Solo hay que mirar el informe elaborado por la propia compañía farmacéutica Pfizer: el Informe de Seguridad Post‑Autorización de Pfizer (BNT162b2): Análisis de Notificaciones Adversas Globales – Febrero de 2021, donde en la página nº 33 (curioso el número, por cierto) ya se mencionaba que uno de los posibles efectos adversos era precisamente la infección pulmonar por hantavirus. Qué casualidad: el virus de moda.
Esto ya nos da una pista muy aclaratoria de que sabían lo que hacían y ya esperaban, desde 2021, lo que estaba por suceder en este año 2026, cuando cada noticiario dedica el 80 % de su tiempo a asustar a la población hablando sobre “el bicho”.
Lo preocupante es que, si entramos en una situación similar a la de 2020, no será de forma aleatoria como pareció aquella primera vez. Esta vez parece que se han encargado ellos mismos de introducir en cada persona inoculada algo que podría provocar los síntomas descritos como infección por hantavirus.
Así, miles de millones de personas vacunadas podrían morir por esa supuesta nueva enfermedad, y nadie culparía a las inyecciones.

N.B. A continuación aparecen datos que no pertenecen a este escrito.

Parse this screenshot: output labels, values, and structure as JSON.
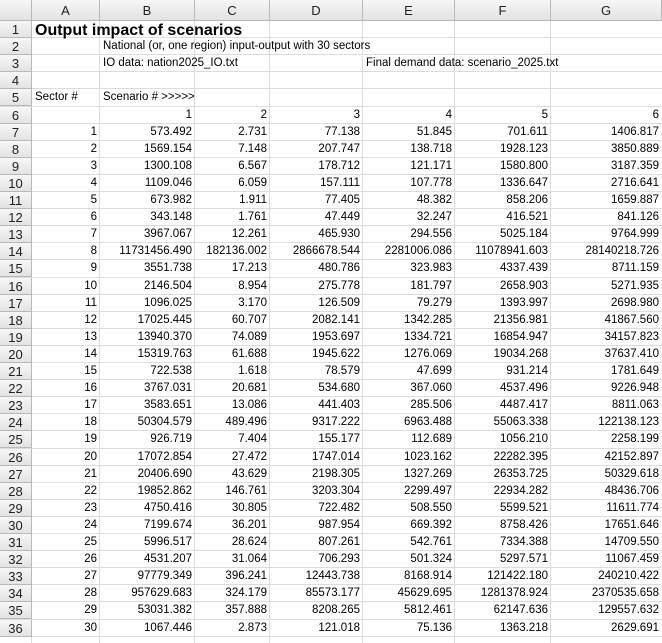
{
  "columns": [
    "A",
    "B",
    "C",
    "D",
    "E",
    "F",
    "G"
  ],
  "row_numbers": [
    1,
    2,
    3,
    4,
    5,
    6,
    7,
    8,
    9,
    10,
    11,
    12,
    13,
    14,
    15,
    16,
    17,
    18,
    19,
    20,
    21,
    22,
    23,
    24,
    25,
    26,
    27,
    28,
    29,
    30,
    31,
    32,
    33,
    34,
    35,
    36
  ],
  "title": "Output impact of scenarios",
  "subtitle": "National (or, one region) input-output with 30 sectors",
  "io_data": "IO data:  nation2025_IO.txt",
  "final_demand": "Final demand data:  scenario_2025.txt",
  "sector_label": "Sector #",
  "scenario_label": "Scenario # >>>>>",
  "scenarios": [
    1,
    2,
    3,
    4,
    5,
    6
  ],
  "rows": [
    {
      "sector": 1,
      "values": [
        "573.492",
        "2.731",
        "77.138",
        "51.845",
        "701.611",
        "1406.817"
      ]
    },
    {
      "sector": 2,
      "values": [
        "1569.154",
        "7.148",
        "207.747",
        "138.718",
        "1928.123",
        "3850.889"
      ]
    },
    {
      "sector": 3,
      "values": [
        "1300.108",
        "6.567",
        "178.712",
        "121.171",
        "1580.800",
        "3187.359"
      ]
    },
    {
      "sector": 4,
      "values": [
        "1109.046",
        "6.059",
        "157.111",
        "107.778",
        "1336.647",
        "2716.641"
      ]
    },
    {
      "sector": 5,
      "values": [
        "673.982",
        "1.911",
        "77.405",
        "48.382",
        "858.206",
        "1659.887"
      ]
    },
    {
      "sector": 6,
      "values": [
        "343.148",
        "1.761",
        "47.449",
        "32.247",
        "416.521",
        "841.126"
      ]
    },
    {
      "sector": 7,
      "values": [
        "3967.067",
        "12.261",
        "465.930",
        "294.556",
        "5025.184",
        "9764.999"
      ]
    },
    {
      "sector": 8,
      "values": [
        "11731456.490",
        "182136.002",
        "2866678.544",
        "2281006.086",
        "11078941.603",
        "28140218.726"
      ]
    },
    {
      "sector": 9,
      "values": [
        "3551.738",
        "17.213",
        "480.786",
        "323.983",
        "4337.439",
        "8711.159"
      ]
    },
    {
      "sector": 10,
      "values": [
        "2146.504",
        "8.954",
        "275.778",
        "181.797",
        "2658.903",
        "5271.935"
      ]
    },
    {
      "sector": 11,
      "values": [
        "1096.025",
        "3.170",
        "126.509",
        "79.279",
        "1393.997",
        "2698.980"
      ]
    },
    {
      "sector": 12,
      "values": [
        "17025.445",
        "60.707",
        "2082.141",
        "1342.285",
        "21356.981",
        "41867.560"
      ]
    },
    {
      "sector": 13,
      "values": [
        "13940.370",
        "74.089",
        "1953.697",
        "1334.721",
        "16854.947",
        "34157.823"
      ]
    },
    {
      "sector": 14,
      "values": [
        "15319.763",
        "61.688",
        "1945.622",
        "1276.069",
        "19034.268",
        "37637.410"
      ]
    },
    {
      "sector": 15,
      "values": [
        "722.538",
        "1.618",
        "78.579",
        "47.699",
        "931.214",
        "1781.649"
      ]
    },
    {
      "sector": 16,
      "values": [
        "3767.031",
        "20.681",
        "534.680",
        "367.060",
        "4537.496",
        "9226.948"
      ]
    },
    {
      "sector": 17,
      "values": [
        "3583.651",
        "13.086",
        "441.403",
        "285.506",
        "4487.417",
        "8811.063"
      ]
    },
    {
      "sector": 18,
      "values": [
        "50304.579",
        "489.496",
        "9317.222",
        "6963.488",
        "55063.338",
        "122138.123"
      ]
    },
    {
      "sector": 19,
      "values": [
        "926.719",
        "7.404",
        "155.177",
        "112.689",
        "1056.210",
        "2258.199"
      ]
    },
    {
      "sector": 20,
      "values": [
        "17072.854",
        "27.472",
        "1747.014",
        "1023.162",
        "22282.395",
        "42152.897"
      ]
    },
    {
      "sector": 21,
      "values": [
        "20406.690",
        "43.629",
        "2198.305",
        "1327.269",
        "26353.725",
        "50329.618"
      ]
    },
    {
      "sector": 22,
      "values": [
        "19852.862",
        "146.761",
        "3203.304",
        "2299.497",
        "22934.282",
        "48436.706"
      ]
    },
    {
      "sector": 23,
      "values": [
        "4750.416",
        "30.805",
        "722.482",
        "508.550",
        "5599.521",
        "11611.774"
      ]
    },
    {
      "sector": 24,
      "values": [
        "7199.674",
        "36.201",
        "987.954",
        "669.392",
        "8758.426",
        "17651.646"
      ]
    },
    {
      "sector": 25,
      "values": [
        "5996.517",
        "28.624",
        "807.261",
        "542.761",
        "7334.388",
        "14709.550"
      ]
    },
    {
      "sector": 26,
      "values": [
        "4531.207",
        "31.064",
        "706.293",
        "501.324",
        "5297.571",
        "11067.459"
      ]
    },
    {
      "sector": 27,
      "values": [
        "97779.349",
        "396.241",
        "12443.738",
        "8168.914",
        "121422.180",
        "240210.422"
      ]
    },
    {
      "sector": 28,
      "values": [
        "957629.683",
        "324.179",
        "85573.177",
        "45629.695",
        "1281378.924",
        "2370535.658"
      ]
    },
    {
      "sector": 29,
      "values": [
        "53031.382",
        "357.888",
        "8208.265",
        "5812.461",
        "62147.636",
        "129557.632"
      ]
    },
    {
      "sector": 30,
      "values": [
        "1067.446",
        "2.873",
        "121.018",
        "75.136",
        "1363.218",
        "2629.691"
      ]
    }
  ]
}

Les dejo el enlace al documento oficial, un documento que forma parte del lote de archivos que la FDA entregó tras una demanda FOIA (Freedom of Information Act) presentada por Public Health and Medical Professionals for Transparency (PHMPT).
La FDA confirmó que los documentos entregados eran auténticos.
Y que esté precisamente en la página 33 es una declaración de intenciones.